In Ankara I had originally planned on getting my Iranian visa. By the time I had arrived though I was pretty sure that I wouldn’t be going via the middle east. Instead I planned on sorting out other visas I might need, getting cold weather clothes and getting my bike checked over.
In the end I only did one of these…my bike is now I hope in better condition! The service was almost overdue as I had nearly worn the brake pads down the metal.
I didn’t bother getting the visas for Azerbaijan, Kazakhstan or Uzbekistan in Ankara as I figured I could get them as easily in Georgia. As for cold weather kit: it had warmed up a fair bit and I didn’t fancy lugging around anything extra I might not need for a few weeks.
In Ankara I didn’t do much sight seeing. This is mainly because there are not many sights in Ankara to see and I had seen most of them when I was there on holiday a few years ago.
I did get shown round the city by someone who hosted me for couchsurfing for a couple of nights which was better than wandering around on my own! I also spent a couple of nights in a hostel there and went around the Turkish equivalent of the Tate Britain with an Iranian artist staying in the same room as me.
Four nights in Ankara had left me pretty restless and I was glad when leaving time arrived, especially as it was now warm enough again for me to ride in shorts and cycle jersey only.
It was not long after I had ridden out of the city that I realised in my eagerness to set off I’d forgotten my bike lock. I thought this was going to be a real pain as I did not know when I would next be in a city with a proper bike shop. When I got to Golbasi (the next town from Ankara) I decided to ask around. After a few enquiries I eventually ended up at what I guess was a cycle mechanics as it had bikes in various states of repair outside. When I asked for a lock the guy there brought back something that looked like a determined thief could chew through it. As it was less than GBP 2 I bought it anyway in case I couldn’t find anything better.
Then I remembered the chain that was hanging outside one of the shops I had asked directions at. So riding back I bought my first length of chain in order to use it as a lock with a padlock. The chain looked like it might damage the bike on its own so I got the man in the shop to cut me some hose to put round it. Annoyingly the chain kept slipping through the hose so next we tightened a couple of hoselocks at either end to prevent this. I now had a pretty heavy duty looking bike lock that cost 5 Turkish Lira or less than GBP2. Of course all you needed to get through it was a pair of chain cutters but that had been the case with the old lock too.

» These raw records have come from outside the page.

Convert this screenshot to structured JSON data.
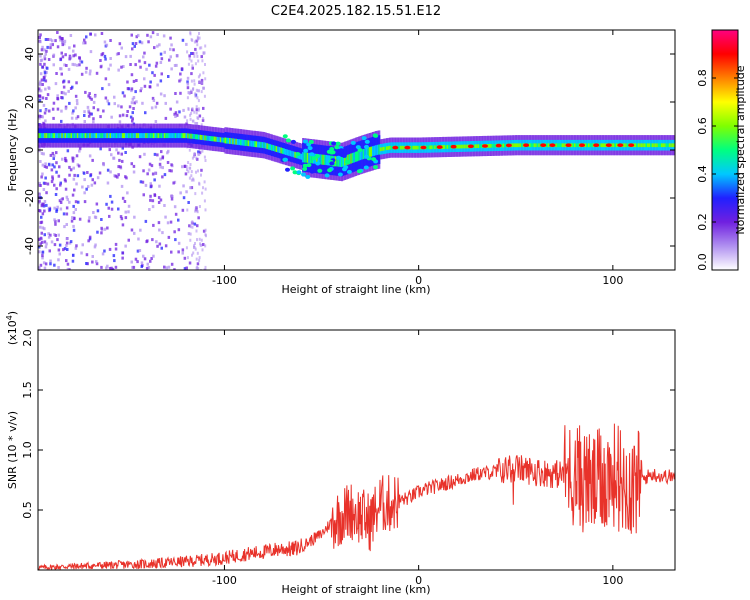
{
  "title": "C2E4.2025.182.15.51.E12",
  "chart_data": [
    {
      "type": "heatmap",
      "xlabel": "Height of straight line (km)",
      "ylabel": "Frequency (Hz)",
      "xlim": [
        -196,
        132
      ],
      "ylim": [
        -50,
        50
      ],
      "xticks": [
        -100,
        0,
        100
      ],
      "yticks": [
        -40,
        -20,
        0,
        20,
        40
      ],
      "ridge": [
        {
          "x": -180,
          "y": 6
        },
        {
          "x": -150,
          "y": 6
        },
        {
          "x": -120,
          "y": 6
        },
        {
          "x": -100,
          "y": 4
        },
        {
          "x": -80,
          "y": 2
        },
        {
          "x": -60,
          "y": -3
        },
        {
          "x": -40,
          "y": -5
        },
        {
          "x": -30,
          "y": -2
        },
        {
          "x": -22,
          "y": 0
        },
        {
          "x": -15,
          "y": 1
        },
        {
          "x": 0,
          "y": 1
        },
        {
          "x": 50,
          "y": 2
        },
        {
          "x": 100,
          "y": 2
        },
        {
          "x": 132,
          "y": 2
        }
      ],
      "colorbar": {
        "label": "Normalized spectral amplitude",
        "range": [
          0,
          1
        ],
        "ticks": [
          "0.0",
          "0.2",
          "0.4",
          "0.6",
          "0.8"
        ],
        "colors": [
          "#ffffff",
          "#b090f0",
          "#7020e0",
          "#2020ff",
          "#00c8ff",
          "#00ff80",
          "#80ff00",
          "#ffff00",
          "#ff8000",
          "#ff0000",
          "#ff0080"
        ]
      }
    },
    {
      "type": "line",
      "xlabel": "Height of straight line (km)",
      "ylabel": "SNR (10 * v/v)",
      "multiplier": "(x10",
      "multiplier_exp": "4",
      "multiplier_close": ")",
      "xlim": [
        -196,
        132
      ],
      "ylim": [
        0,
        2.0
      ],
      "xticks": [
        -100,
        0,
        100
      ],
      "yticks": [
        0.5,
        1.0,
        1.5,
        2.0
      ],
      "ytick_labels": [
        "0.5",
        "1.0",
        "1.5",
        "2.0"
      ],
      "color": "#e8322a",
      "x": [
        -196,
        -180,
        -160,
        -140,
        -120,
        -100,
        -90,
        -80,
        -70,
        -65,
        -60,
        -55,
        -50,
        -45,
        -40,
        -35,
        -30,
        -25,
        -20,
        -15,
        -10,
        -5,
        0,
        5,
        10,
        20,
        30,
        40,
        50,
        60,
        70,
        80,
        85,
        90,
        95,
        100,
        105,
        110,
        115,
        120,
        125,
        132
      ],
      "y": [
        0.02,
        0.03,
        0.04,
        0.05,
        0.07,
        0.1,
        0.13,
        0.15,
        0.18,
        0.17,
        0.2,
        0.25,
        0.3,
        0.4,
        0.45,
        0.5,
        0.45,
        0.4,
        0.55,
        0.55,
        0.58,
        0.6,
        0.65,
        0.68,
        0.7,
        0.75,
        0.8,
        0.82,
        0.85,
        0.82,
        0.8,
        0.8,
        0.75,
        0.7,
        0.75,
        0.8,
        0.75,
        0.7,
        0.75,
        0.8,
        0.78,
        0.78
      ]
    }
  ]
}
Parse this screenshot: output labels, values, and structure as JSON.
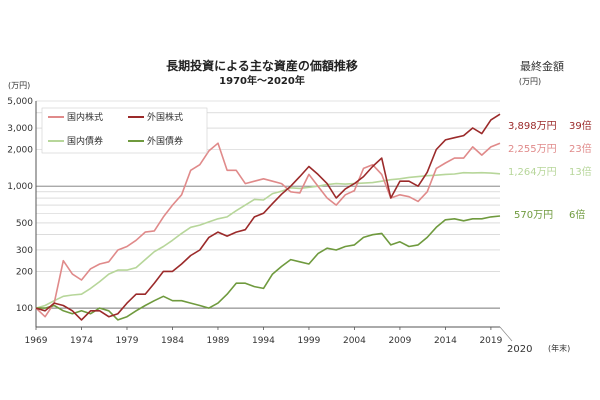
{
  "chart_data": {
    "type": "line",
    "title": "長期投資による主な資産の価額推移",
    "subtitle": "1970年～2020年",
    "ylabel": "(万円)",
    "xlabel": "(年末)",
    "yscale": "log",
    "ylim": [
      70,
      5000
    ],
    "xlim": [
      1969,
      2020
    ],
    "yticks": [
      100,
      200,
      300,
      500,
      1000,
      2000,
      3000,
      5000
    ],
    "ytick_labels": [
      "100",
      "200",
      "300",
      "500",
      "1,000",
      "2,000",
      "3,000",
      "5,000"
    ],
    "xticks": [
      1969,
      1974,
      1979,
      1984,
      1989,
      1994,
      1999,
      2004,
      2009,
      2014,
      2019
    ],
    "xtick_labels": [
      "1969",
      "1974",
      "1979",
      "1984",
      "1989",
      "1994",
      "1999",
      "2004",
      "2009",
      "2014",
      "2019"
    ],
    "x_end_label": "2020",
    "legend": "top-left",
    "grid": true,
    "final_header": "最終金額",
    "final_unit": "(万円)",
    "series": [
      {
        "name": "国内株式",
        "color": "#e08a8a",
        "final_amount": "2,255万円",
        "final_multiple": "23倍",
        "x": [
          1969,
          1970,
          1971,
          1972,
          1973,
          1974,
          1975,
          1976,
          1977,
          1978,
          1979,
          1980,
          1981,
          1982,
          1983,
          1984,
          1985,
          1986,
          1987,
          1988,
          1989,
          1990,
          1991,
          1992,
          1993,
          1994,
          1995,
          1996,
          1997,
          1998,
          1999,
          2000,
          2001,
          2002,
          2003,
          2004,
          2005,
          2006,
          2007,
          2008,
          2009,
          2010,
          2011,
          2012,
          2013,
          2014,
          2015,
          2016,
          2017,
          2018,
          2019,
          2020
        ],
        "y": [
          100,
          85,
          110,
          245,
          190,
          170,
          210,
          230,
          240,
          300,
          320,
          360,
          420,
          430,
          560,
          700,
          850,
          1350,
          1500,
          1950,
          2255,
          1350,
          1350,
          1050,
          1100,
          1150,
          1100,
          1050,
          900,
          880,
          1250,
          1000,
          800,
          700,
          850,
          920,
          1400,
          1500,
          1250,
          800,
          850,
          820,
          750,
          900,
          1400,
          1550,
          1700,
          1700,
          2100,
          1800,
          2100,
          2255
        ]
      },
      {
        "name": "外国株式",
        "color": "#9b2a2a",
        "final_amount": "3,898万円",
        "final_multiple": "39倍",
        "x": [
          1969,
          1970,
          1971,
          1972,
          1973,
          1974,
          1975,
          1976,
          1977,
          1978,
          1979,
          1980,
          1981,
          1982,
          1983,
          1984,
          1985,
          1986,
          1987,
          1988,
          1989,
          1990,
          1991,
          1992,
          1993,
          1994,
          1995,
          1996,
          1997,
          1998,
          1999,
          2000,
          2001,
          2002,
          2003,
          2004,
          2005,
          2006,
          2007,
          2008,
          2009,
          2010,
          2011,
          2012,
          2013,
          2014,
          2015,
          2016,
          2017,
          2018,
          2019,
          2020
        ],
        "y": [
          100,
          95,
          110,
          105,
          95,
          80,
          95,
          95,
          85,
          90,
          110,
          130,
          130,
          160,
          200,
          200,
          230,
          270,
          300,
          380,
          420,
          390,
          420,
          440,
          560,
          600,
          720,
          860,
          1000,
          1200,
          1450,
          1250,
          1050,
          800,
          950,
          1050,
          1200,
          1450,
          1700,
          800,
          1100,
          1100,
          1000,
          1300,
          2000,
          2400,
          2500,
          2600,
          3000,
          2700,
          3500,
          3898
        ]
      },
      {
        "name": "国内債券",
        "color": "#b7d69a",
        "final_amount": "1,264万円",
        "final_multiple": "13倍",
        "x": [
          1969,
          1970,
          1971,
          1972,
          1973,
          1974,
          1975,
          1976,
          1977,
          1978,
          1979,
          1980,
          1981,
          1982,
          1983,
          1984,
          1985,
          1986,
          1987,
          1988,
          1989,
          1990,
          1991,
          1992,
          1993,
          1994,
          1995,
          1996,
          1997,
          1998,
          1999,
          2000,
          2001,
          2002,
          2003,
          2004,
          2005,
          2006,
          2007,
          2008,
          2009,
          2010,
          2011,
          2012,
          2013,
          2014,
          2015,
          2016,
          2017,
          2018,
          2019,
          2020
        ],
        "y": [
          100,
          105,
          115,
          125,
          128,
          130,
          145,
          165,
          190,
          205,
          205,
          215,
          250,
          290,
          320,
          360,
          410,
          460,
          480,
          510,
          540,
          560,
          630,
          700,
          780,
          770,
          870,
          910,
          970,
          960,
          980,
          1000,
          1030,
          1050,
          1040,
          1050,
          1060,
          1070,
          1100,
          1130,
          1150,
          1180,
          1200,
          1220,
          1230,
          1250,
          1260,
          1290,
          1285,
          1290,
          1280,
          1264
        ]
      },
      {
        "name": "外国債券",
        "color": "#6f9a3e",
        "final_amount": "570万円",
        "final_multiple": "6倍",
        "x": [
          1969,
          1970,
          1971,
          1972,
          1973,
          1974,
          1975,
          1976,
          1977,
          1978,
          1979,
          1980,
          1981,
          1982,
          1983,
          1984,
          1985,
          1986,
          1987,
          1988,
          1989,
          1990,
          1991,
          1992,
          1993,
          1994,
          1995,
          1996,
          1997,
          1998,
          1999,
          2000,
          2001,
          2002,
          2003,
          2004,
          2005,
          2006,
          2007,
          2008,
          2009,
          2010,
          2011,
          2012,
          2013,
          2014,
          2015,
          2016,
          2017,
          2018,
          2019,
          2020
        ],
        "y": [
          100,
          100,
          105,
          95,
          90,
          95,
          90,
          100,
          95,
          80,
          85,
          95,
          105,
          115,
          125,
          115,
          115,
          110,
          105,
          100,
          110,
          130,
          160,
          160,
          150,
          145,
          190,
          220,
          250,
          240,
          230,
          280,
          310,
          300,
          320,
          330,
          380,
          400,
          410,
          330,
          350,
          320,
          330,
          380,
          460,
          530,
          540,
          520,
          540,
          540,
          560,
          570
        ]
      }
    ]
  }
}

I then rode on across more seemingly never ending Turkish roads, happy I had realised I could read my kindle while riding.
My day ended at the very tip of a giant salt lake called Tuz Golu, where I laid up at a friendly petrol station.
The next day I rode off round the very flat road around the Lake. As it was the dry season I think the lake was dried out and I was thus able to see the salt flat. At some points it was just whiteness stretching off into the horizon looking like it went on forever.
On the way round a melonseller pulled me over for tea and he kindly gave me a melon as I was leaving. Sadly this melon must have weighed over a kilo, for the weight conscious cycle tourist a 1kg melon is the last thing you want to be carrying around, especially when you a) don’t have a knife big enough to cut it and b) hate melon. With a slight feeling of guilt I passed it onto the next people I saw.
Riding on I made it round the lake and past Aksaray to a petrol station near Gencosman, where I decided to camp as it was getting dark and I wasn’t sure there would be another petrol station for a while. I was starting to realise that some petrol stations were better to camp at that others, the first one I camped at had a nice patch of grass and a shower in the toilet block. The one at Gencosman barely had a toilet block, still it was free and there was a dog to keep me company/awake with its barking.
The next day I rode for Cappodacia and the town of Goreme.